My mother, a retired social work professor, turns 70 today. I am here with her, along with my four year old daughter and my 95 year old grandmother, to celebrate her birthday and the four generations of women of our family.

Although my mother and I are both academics, our experiences as academics and mothers have been quite different. Unlike me, my mother didn’t get her PhD until her early 50s. An academic superstar in high school in the 1950s, my mother was a dutiful daughter who assumed she would marry and have a family, like her own mother. She went to an Ivy League college, but majored in home economics and married my father soon after graduation. Like many women of her generation, she worked while my father was in graduate school, but stayed home once they had children. In the early 1960s my mother worked alongside my father registering voters in Fayette County, Tennessee. However, although radicals, they never questioned my father’s role as the leader. She never expected to be suddenly in the position where she’d have to support a family, have to reinvent herself. Yet after my father left her in the early 1970s, she did. She got her MSW and became a social worker.

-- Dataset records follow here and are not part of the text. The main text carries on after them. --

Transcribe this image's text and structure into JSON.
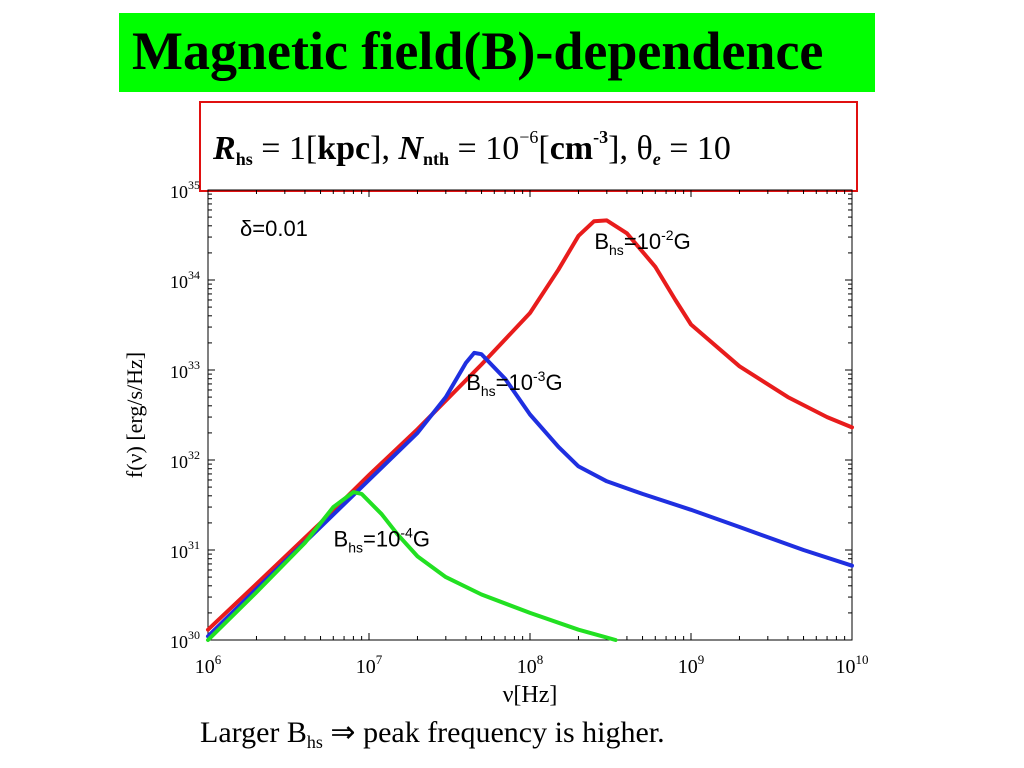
{
  "title": "Magnetic field(B)-dependence",
  "params": {
    "r_sym": "R",
    "r_sub": "hs",
    "r_val": " = 1[",
    "r_unit": "kpc",
    "r_close": "], ",
    "n_sym": "N",
    "n_sub": "nth",
    "n_val": " = 10",
    "n_exp": "−6",
    "n_open": "[",
    "n_unit": "cm",
    "n_unit_exp": "-3",
    "n_close": "], ",
    "theta_sym": "θ",
    "theta_sub": "e",
    "theta_val": " = 10"
  },
  "chart_data": {
    "type": "line",
    "xlabel": "ν[Hz]",
    "ylabel": "f(ν) [erg/s/Hz]",
    "x_scale": "log",
    "y_scale": "log",
    "xlim": [
      1000000.0,
      10000000000.0
    ],
    "ylim": [
      1e+30,
      1e+35
    ],
    "x_ticks": [
      {
        "base": "10",
        "exp": "6",
        "value": 1000000.0
      },
      {
        "base": "10",
        "exp": "7",
        "value": 10000000.0
      },
      {
        "base": "10",
        "exp": "8",
        "value": 100000000.0
      },
      {
        "base": "10",
        "exp": "9",
        "value": 1000000000.0
      },
      {
        "base": "10",
        "exp": "10",
        "value": 10000000000.0
      }
    ],
    "y_ticks": [
      {
        "base": "10",
        "exp": "30",
        "value": 1e+30
      },
      {
        "base": "10",
        "exp": "31",
        "value": 1e+31
      },
      {
        "base": "10",
        "exp": "32",
        "value": 1e+32
      },
      {
        "base": "10",
        "exp": "33",
        "value": 1e+33
      },
      {
        "base": "10",
        "exp": "34",
        "value": 1e+34
      },
      {
        "base": "10",
        "exp": "35",
        "value": 1e+35
      }
    ],
    "annotation": "δ=0.01",
    "grid": false,
    "series": [
      {
        "label_base": "B",
        "label_sub": "hs",
        "label_mid": "=10",
        "label_sup": "-2",
        "label_end": "G",
        "color": "#e81c1c",
        "points": [
          [
            1000000.0,
            1.3e+30
          ],
          [
            2000000.0,
            4.2e+30
          ],
          [
            5000000.0,
            2e+31
          ],
          [
            10000000.0,
            6.8e+31
          ],
          [
            20000000.0,
            2.2e+32
          ],
          [
            50000000.0,
            1.15e+33
          ],
          [
            100000000.0,
            4.3e+33
          ],
          [
            150000000.0,
            1.3e+34
          ],
          [
            200000000.0,
            3.1e+34
          ],
          [
            250000000.0,
            4.5e+34
          ],
          [
            300000000.0,
            4.6e+34
          ],
          [
            400000000.0,
            3.3e+34
          ],
          [
            600000000.0,
            1.4e+34
          ],
          [
            800000000.0,
            6e+33
          ],
          [
            1000000000.0,
            3.2e+33
          ],
          [
            2000000000.0,
            1.1e+33
          ],
          [
            4000000000.0,
            5e+32
          ],
          [
            7000000000.0,
            3e+32
          ],
          [
            10000000000.0,
            2.3e+32
          ]
        ]
      },
      {
        "label_base": "B",
        "label_sub": "hs",
        "label_mid": "=10",
        "label_sup": "-3",
        "label_end": "G",
        "color": "#1f2fe0",
        "points": [
          [
            1000000.0,
            1.1e+30
          ],
          [
            2000000.0,
            3.7e+30
          ],
          [
            5000000.0,
            1.8e+31
          ],
          [
            10000000.0,
            6e+31
          ],
          [
            20000000.0,
            2e+32
          ],
          [
            30000000.0,
            5e+32
          ],
          [
            40000000.0,
            1.2e+33
          ],
          [
            45000000.0,
            1.55e+33
          ],
          [
            50000000.0,
            1.5e+33
          ],
          [
            70000000.0,
            8e+32
          ],
          [
            100000000.0,
            3.2e+32
          ],
          [
            150000000.0,
            1.4e+32
          ],
          [
            200000000.0,
            8.5e+31
          ],
          [
            300000000.0,
            5.8e+31
          ],
          [
            500000000.0,
            4.2e+31
          ],
          [
            1000000000.0,
            2.8e+31
          ],
          [
            2000000000.0,
            1.8e+31
          ],
          [
            5000000000.0,
            1e+31
          ],
          [
            10000000000.0,
            6.7e+30
          ]
        ]
      },
      {
        "label_base": "B",
        "label_sub": "hs",
        "label_mid": "=10",
        "label_sup": "-4",
        "label_end": "G",
        "color": "#22e022",
        "points": [
          [
            1000000.0,
            1e+30
          ],
          [
            2000000.0,
            3.4e+30
          ],
          [
            4000000.0,
            1.2e+31
          ],
          [
            6000000.0,
            3e+31
          ],
          [
            8000000.0,
            4.4e+31
          ],
          [
            9000000.0,
            4.2e+31
          ],
          [
            12000000.0,
            2.5e+31
          ],
          [
            15000000.0,
            1.5e+31
          ],
          [
            20000000.0,
            8.5e+30
          ],
          [
            30000000.0,
            5e+30
          ],
          [
            50000000.0,
            3.2e+30
          ],
          [
            100000000.0,
            2e+30
          ],
          [
            200000000.0,
            1.3e+30
          ],
          [
            340000000.0,
            1e+30
          ]
        ]
      }
    ]
  },
  "caption": {
    "prefix": "Larger B",
    "sub": "hs",
    "arrow": " ⇒",
    "rest": " peak frequency is higher."
  }
}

Growing up, mine was the only working mother I knew. And she wasn’t a professor then, but a poorly-paid social worker. She led groups for teenage mothers and facilitated meetings between incest survivors and perpetrators. Although I wanted nothing to do with that kind of work (I’d rather read Jane Austen novels, thank you), I always assumed I would have my own career, and that I would support myself.

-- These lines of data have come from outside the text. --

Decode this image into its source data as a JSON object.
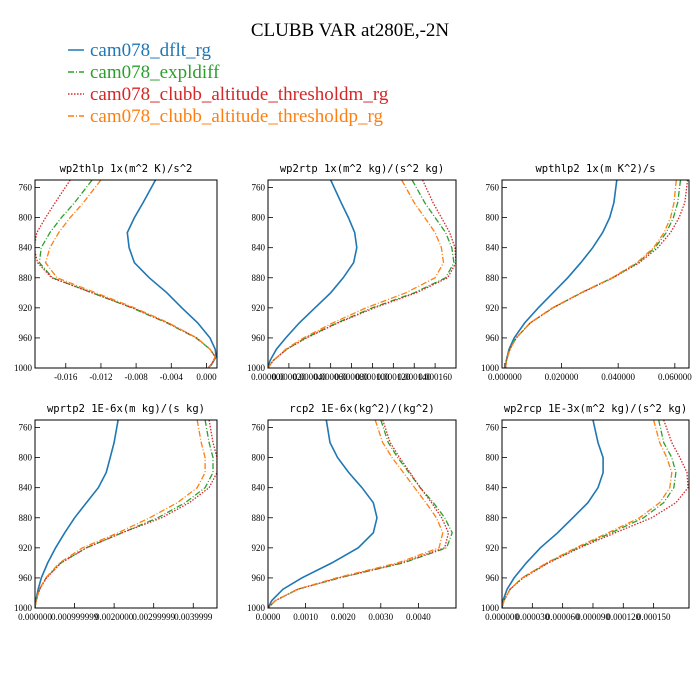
{
  "figure": {
    "title": "CLUBB VAR at280E,-2N"
  },
  "legend": [
    {
      "label": "cam078_dflt_rg",
      "color": "#1f77b4",
      "dash": "solid"
    },
    {
      "label": "cam078_expldiff",
      "color": "#2ca02c",
      "dash": "dashdot"
    },
    {
      "label": "cam078_clubb_altitude_thresholdm_rg",
      "color": "#d62728",
      "dash": "dot"
    },
    {
      "label": "cam078_clubb_altitude_thresholdp_rg",
      "color": "#ff7f0e",
      "dash": "dashdot"
    }
  ],
  "chart_data": [
    {
      "type": "line",
      "title": "wp2thlp  1x(m^2 K)/s^2",
      "xlim": [
        -0.0195,
        0.0012
      ],
      "ylim": [
        750,
        1000
      ],
      "y_inverted": true,
      "xticks": [
        -0.016,
        -0.012,
        -0.008,
        -0.004,
        0.0
      ],
      "xtick_labels": [
        "-0.016",
        "-0.012",
        "-0.008",
        "-0.004",
        "0.000"
      ],
      "yticks": [
        760,
        800,
        840,
        880,
        920,
        960,
        1000
      ],
      "ytick_labels": [
        "760",
        "800",
        "840",
        "880",
        "920",
        "960",
        "1000"
      ],
      "series": [
        {
          "y": [
            750,
            780,
            800,
            820,
            840,
            860,
            880,
            900,
            920,
            940,
            960,
            975,
            985,
            995,
            1000
          ],
          "x": [
            -0.0058,
            -0.0072,
            -0.0082,
            -0.009,
            -0.0088,
            -0.0082,
            -0.0065,
            -0.0045,
            -0.0028,
            -0.001,
            0.0004,
            0.001,
            0.0011,
            0.0006,
            0.0002
          ]
        },
        {
          "y": [
            750,
            780,
            800,
            820,
            840,
            860,
            880,
            900,
            920,
            940,
            960,
            975,
            985,
            995,
            1000
          ],
          "x": [
            -0.013,
            -0.015,
            -0.0165,
            -0.0178,
            -0.0188,
            -0.019,
            -0.0175,
            -0.013,
            -0.0085,
            -0.0045,
            -0.0012,
            0.0004,
            0.001,
            0.0006,
            0.0002
          ]
        },
        {
          "y": [
            750,
            780,
            800,
            820,
            840,
            860,
            880,
            900,
            920,
            940,
            960,
            975,
            985,
            995,
            1000
          ],
          "x": [
            -0.0155,
            -0.0172,
            -0.0183,
            -0.0193,
            -0.0196,
            -0.0192,
            -0.0176,
            -0.013,
            -0.0084,
            -0.0044,
            -0.0011,
            0.0004,
            0.001,
            0.0006,
            0.0002
          ]
        },
        {
          "y": [
            750,
            780,
            800,
            820,
            840,
            860,
            880,
            900,
            920,
            940,
            960,
            975,
            985,
            995,
            1000
          ],
          "x": [
            -0.012,
            -0.014,
            -0.0155,
            -0.0168,
            -0.0178,
            -0.0183,
            -0.017,
            -0.0126,
            -0.0082,
            -0.0043,
            -0.0011,
            0.0004,
            0.001,
            0.0006,
            0.0002
          ]
        }
      ]
    },
    {
      "type": "line",
      "title": "wp2rtp  1x(m^2 kg)/(s^2 kg)",
      "xlim": [
        0.0,
        0.00018
      ],
      "ylim": [
        750,
        1000
      ],
      "y_inverted": true,
      "xticks": [
        0.0,
        2e-05,
        4e-05,
        6e-05,
        8e-05,
        0.0001,
        0.00012,
        0.00014,
        0.00016
      ],
      "xtick_labels": [
        "0.000000",
        "0.000020",
        "0.000040",
        "0.000060",
        "0.000080",
        "0.000100",
        "0.000120",
        "0.000140",
        "0.000160"
      ],
      "yticks": [
        760,
        800,
        840,
        880,
        920,
        960,
        1000
      ],
      "ytick_labels": [
        "760",
        "800",
        "840",
        "880",
        "920",
        "960",
        "1000"
      ],
      "series": [
        {
          "y": [
            750,
            780,
            800,
            820,
            840,
            860,
            880,
            900,
            920,
            940,
            960,
            975,
            990,
            1000
          ],
          "x": [
            6e-05,
            7e-05,
            7.7e-05,
            8.3e-05,
            8.5e-05,
            8.2e-05,
            7.2e-05,
            6e-05,
            4.5e-05,
            3e-05,
            1.7e-05,
            8e-06,
            2e-06,
            0.0
          ]
        },
        {
          "y": [
            750,
            780,
            800,
            820,
            840,
            860,
            880,
            900,
            920,
            940,
            960,
            975,
            990,
            1000
          ],
          "x": [
            0.000138,
            0.00015,
            0.00016,
            0.00017,
            0.000176,
            0.000178,
            0.00017,
            0.00014,
            0.0001,
            6.6e-05,
            3.6e-05,
            1.8e-05,
            5e-06,
            0.0
          ]
        },
        {
          "y": [
            750,
            780,
            800,
            820,
            840,
            860,
            880,
            900,
            920,
            940,
            960,
            975,
            990,
            1000
          ],
          "x": [
            0.000148,
            0.000158,
            0.000166,
            0.000174,
            0.000179,
            0.00018,
            0.000172,
            0.000142,
            0.000102,
            6.7e-05,
            3.7e-05,
            1.8e-05,
            5e-06,
            0.0
          ]
        },
        {
          "y": [
            750,
            780,
            800,
            820,
            840,
            860,
            880,
            900,
            920,
            940,
            960,
            975,
            990,
            1000
          ],
          "x": [
            0.000128,
            0.00014,
            0.00015,
            0.00016,
            0.000166,
            0.000168,
            0.00016,
            0.000132,
            9.4e-05,
            6.2e-05,
            3.4e-05,
            1.7e-05,
            5e-06,
            0.0
          ]
        }
      ]
    },
    {
      "type": "line",
      "title": "wpthlp2  1x(m K^2)/s",
      "xlim": [
        -0.001,
        0.065
      ],
      "ylim": [
        750,
        1000
      ],
      "y_inverted": true,
      "xticks": [
        0.0,
        0.02,
        0.04,
        0.06
      ],
      "xtick_labels": [
        "0.000000",
        "0.020000",
        "0.040000",
        "0.060000"
      ],
      "yticks": [
        760,
        800,
        840,
        880,
        920,
        960,
        1000
      ],
      "ytick_labels": [
        "760",
        "800",
        "840",
        "880",
        "920",
        "960",
        "1000"
      ],
      "series": [
        {
          "y": [
            750,
            780,
            800,
            820,
            840,
            860,
            880,
            900,
            920,
            940,
            960,
            975,
            990,
            1000
          ],
          "x": [
            0.0395,
            0.0385,
            0.037,
            0.0345,
            0.031,
            0.0268,
            0.0222,
            0.017,
            0.0118,
            0.007,
            0.0033,
            0.0015,
            0.0005,
            0.0002
          ]
        },
        {
          "y": [
            750,
            780,
            800,
            820,
            840,
            860,
            880,
            900,
            920,
            940,
            960,
            975,
            990,
            1000
          ],
          "x": [
            0.062,
            0.061,
            0.0595,
            0.057,
            0.053,
            0.047,
            0.038,
            0.027,
            0.017,
            0.009,
            0.004,
            0.0018,
            0.0006,
            0.0002
          ]
        },
        {
          "y": [
            750,
            780,
            800,
            820,
            840,
            860,
            880,
            900,
            920,
            940,
            960,
            975,
            990,
            1000
          ],
          "x": [
            0.0645,
            0.0635,
            0.0615,
            0.0585,
            0.054,
            0.0475,
            0.0382,
            0.0271,
            0.017,
            0.009,
            0.004,
            0.0018,
            0.0006,
            0.0002
          ]
        },
        {
          "y": [
            750,
            780,
            800,
            820,
            840,
            860,
            880,
            900,
            920,
            940,
            960,
            975,
            990,
            1000
          ],
          "x": [
            0.0605,
            0.0597,
            0.0585,
            0.0562,
            0.0525,
            0.0466,
            0.0378,
            0.0268,
            0.0168,
            0.0089,
            0.004,
            0.0018,
            0.0006,
            0.0002
          ]
        }
      ]
    },
    {
      "type": "line",
      "title": "wprtp2  1E-6x(m kg)/(s kg)",
      "xlim": [
        0.0,
        4.6e-06
      ],
      "ylim": [
        750,
        1000
      ],
      "y_inverted": true,
      "xticks": [
        0.0,
        1e-06,
        2e-06,
        3e-06,
        4e-06
      ],
      "xtick_labels": [
        "0.000000",
        "0.000999999",
        "0.0020000",
        "0.00299999",
        "0.0039999"
      ],
      "yticks": [
        760,
        800,
        840,
        880,
        920,
        960,
        1000
      ],
      "ytick_labels": [
        "760",
        "800",
        "840",
        "880",
        "920",
        "960",
        "1000"
      ],
      "series": [
        {
          "y": [
            750,
            780,
            800,
            820,
            840,
            860,
            880,
            900,
            920,
            940,
            960,
            975,
            990,
            1000
          ],
          "x": [
            2.1e-06,
            2e-06,
            1.9e-06,
            1.8e-06,
            1.6e-06,
            1.3e-06,
            1e-06,
            7.5e-07,
            5.2e-07,
            3.2e-07,
            1.6e-07,
            8e-08,
            2e-08,
            0.0
          ]
        },
        {
          "y": [
            750,
            780,
            800,
            820,
            840,
            860,
            880,
            900,
            920,
            940,
            960,
            975,
            990,
            1000
          ],
          "x": [
            4.3e-06,
            4.4e-06,
            4.5e-06,
            4.5e-06,
            4.3e-06,
            3.8e-06,
            3.1e-06,
            2.2e-06,
            1.3e-06,
            6.5e-07,
            2.8e-07,
            1.2e-07,
            3e-08,
            0.0
          ]
        },
        {
          "y": [
            750,
            780,
            800,
            820,
            840,
            860,
            880,
            900,
            920,
            940,
            960,
            975,
            990,
            1000
          ],
          "x": [
            4.4e-06,
            4.5e-06,
            4.6e-06,
            4.6e-06,
            4.4e-06,
            3.9e-06,
            3.2e-06,
            2.2e-06,
            1.3e-06,
            6.6e-07,
            2.9e-07,
            1.2e-07,
            3e-08,
            0.0
          ]
        },
        {
          "y": [
            750,
            780,
            800,
            820,
            840,
            860,
            880,
            900,
            920,
            940,
            960,
            975,
            990,
            1000
          ],
          "x": [
            4.1e-06,
            4.2e-06,
            4.3e-06,
            4.3e-06,
            4.1e-06,
            3.6e-06,
            2.9e-06,
            2.1e-06,
            1.2e-06,
            6.2e-07,
            2.7e-07,
            1.1e-07,
            3e-08,
            0.0
          ]
        }
      ]
    },
    {
      "type": "line",
      "title": "rcp2  1E-6x(kg^2)/(kg^2)",
      "xlim": [
        0.0,
        0.005
      ],
      "ylim": [
        750,
        1000
      ],
      "y_inverted": true,
      "xticks": [
        0.0,
        0.001,
        0.002,
        0.003,
        0.004
      ],
      "xtick_labels": [
        "0.0000",
        "0.0010",
        "0.0020",
        "0.0030",
        "0.0040"
      ],
      "yticks": [
        760,
        800,
        840,
        880,
        920,
        960,
        1000
      ],
      "ytick_labels": [
        "760",
        "800",
        "840",
        "880",
        "920",
        "960",
        "1000"
      ],
      "series": [
        {
          "y": [
            750,
            780,
            800,
            820,
            840,
            860,
            880,
            900,
            920,
            940,
            960,
            975,
            990,
            1000
          ],
          "x": [
            0.00155,
            0.00165,
            0.00185,
            0.00215,
            0.0025,
            0.0028,
            0.0029,
            0.0028,
            0.0024,
            0.0017,
            0.0009,
            0.0004,
            0.0001,
            0.0
          ]
        },
        {
          "y": [
            750,
            780,
            800,
            820,
            840,
            860,
            880,
            900,
            920,
            940,
            960,
            975,
            990,
            1000
          ],
          "x": [
            0.003,
            0.0032,
            0.00345,
            0.00375,
            0.00405,
            0.0044,
            0.0047,
            0.0049,
            0.00475,
            0.0036,
            0.0019,
            0.0008,
            0.0002,
            0.0
          ]
        },
        {
          "y": [
            750,
            780,
            800,
            820,
            840,
            860,
            880,
            900,
            920,
            940,
            960,
            975,
            990,
            1000
          ],
          "x": [
            0.00305,
            0.00325,
            0.0035,
            0.00378,
            0.00405,
            0.00435,
            0.00462,
            0.0048,
            0.0047,
            0.00355,
            0.00188,
            0.0008,
            0.0002,
            0.0
          ]
        },
        {
          "y": [
            750,
            780,
            800,
            820,
            840,
            860,
            880,
            900,
            920,
            940,
            960,
            975,
            990,
            1000
          ],
          "x": [
            0.00285,
            0.00305,
            0.0033,
            0.0036,
            0.0039,
            0.0042,
            0.00448,
            0.00465,
            0.00455,
            0.00345,
            0.00182,
            0.00078,
            0.0002,
            0.0
          ]
        }
      ]
    },
    {
      "type": "line",
      "title": "wp2rcp  1E-3x(m^2 kg)/(s^2 kg)",
      "xlim": [
        0.0,
        0.000185
      ],
      "ylim": [
        750,
        1000
      ],
      "y_inverted": true,
      "xticks": [
        0.0,
        3e-05,
        6e-05,
        9e-05,
        0.00012,
        0.00015
      ],
      "xtick_labels": [
        "0.000000",
        "0.000030",
        "0.000060",
        "0.000090",
        "0.000120",
        "0.000150"
      ],
      "yticks": [
        760,
        800,
        840,
        880,
        920,
        960,
        1000
      ],
      "ytick_labels": [
        "760",
        "800",
        "840",
        "880",
        "920",
        "960",
        "1000"
      ],
      "series": [
        {
          "y": [
            750,
            780,
            800,
            820,
            840,
            860,
            880,
            900,
            920,
            940,
            960,
            975,
            990,
            1000
          ],
          "x": [
            9e-05,
            9.5e-05,
            0.0001,
            0.0001,
            9.5e-05,
            8.5e-05,
            7e-05,
            5.5e-05,
            3.8e-05,
            2.4e-05,
            1.2e-05,
            5e-06,
            1e-06,
            0.0
          ]
        },
        {
          "y": [
            750,
            780,
            800,
            820,
            840,
            860,
            880,
            900,
            920,
            940,
            960,
            975,
            990,
            1000
          ],
          "x": [
            0.000155,
            0.00016,
            0.000168,
            0.000172,
            0.00017,
            0.00016,
            0.00014,
            0.000108,
            7.5e-05,
            4.5e-05,
            2e-05,
            8e-06,
            2e-06,
            0.0
          ]
        },
        {
          "y": [
            750,
            780,
            800,
            820,
            840,
            860,
            880,
            900,
            920,
            940,
            960,
            975,
            990,
            1000
          ],
          "x": [
            0.00016,
            0.000168,
            0.000176,
            0.000183,
            0.000184,
            0.000172,
            0.000148,
            0.000112,
            7.7e-05,
            4.6e-05,
            2.1e-05,
            8e-06,
            2e-06,
            0.0
          ]
        },
        {
          "y": [
            750,
            780,
            800,
            820,
            840,
            860,
            880,
            900,
            920,
            940,
            960,
            975,
            990,
            1000
          ],
          "x": [
            0.00015,
            0.000156,
            0.000163,
            0.000168,
            0.000166,
            0.000156,
            0.000136,
            0.000105,
            7.3e-05,
            4.4e-05,
            2e-05,
            8e-06,
            2e-06,
            0.0
          ]
        }
      ]
    }
  ]
}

After 15 years as a social worker, my mother decided to teach social work instead, and so she went back to graduate school to earn her PhD. As an older female graduate student, learning statistical analysis on the computer must have been intimidating, but it never occurred to me that she couldn’t do it. I used to joke that she must have jotted “finish course work” and “write dissertation” on her to-do list, and then quickly crossed them off. She completed her dissertation lickety-split and then found a tenure-track job within miles of her home. I was in graduate school myself at the time and although the job market I faced in the humanities was a bit less negotiable, my mother showed me that graduate school is a series of manageable tasks.

I never really questioned the choices she made: I guess our parents’ choices seem inevitable. It’s only later, once I became a mother too, that I realize my mother could have responded quite differently to the changes in her life. And it occurred to me, for the first time, that this hyper-competent woman might have been afraid. Afraid that she might not be able to manage it all. What I remember as occasional harshness – her telling me, “you can’t be sick today, I have to work” -- was probably panic. And her inability, at times, to be emotionally present, was the other side of her focus on what had to be done.

I don’t know how much I’m like my mother; Who does? Unlike my mother, I waited until after I had my career firmly in place before I started a family. (Incidentally, it was my grandmother, herself a homemaker, who helped support me through graduate school, proud of my degrees and never once asking me when I would get married!) But if I am a calmer, less rushed, more emotionally present mother, it’s because I know I can take care of myself, that I’m strong, capable, and equal to any task. This my mother gave me.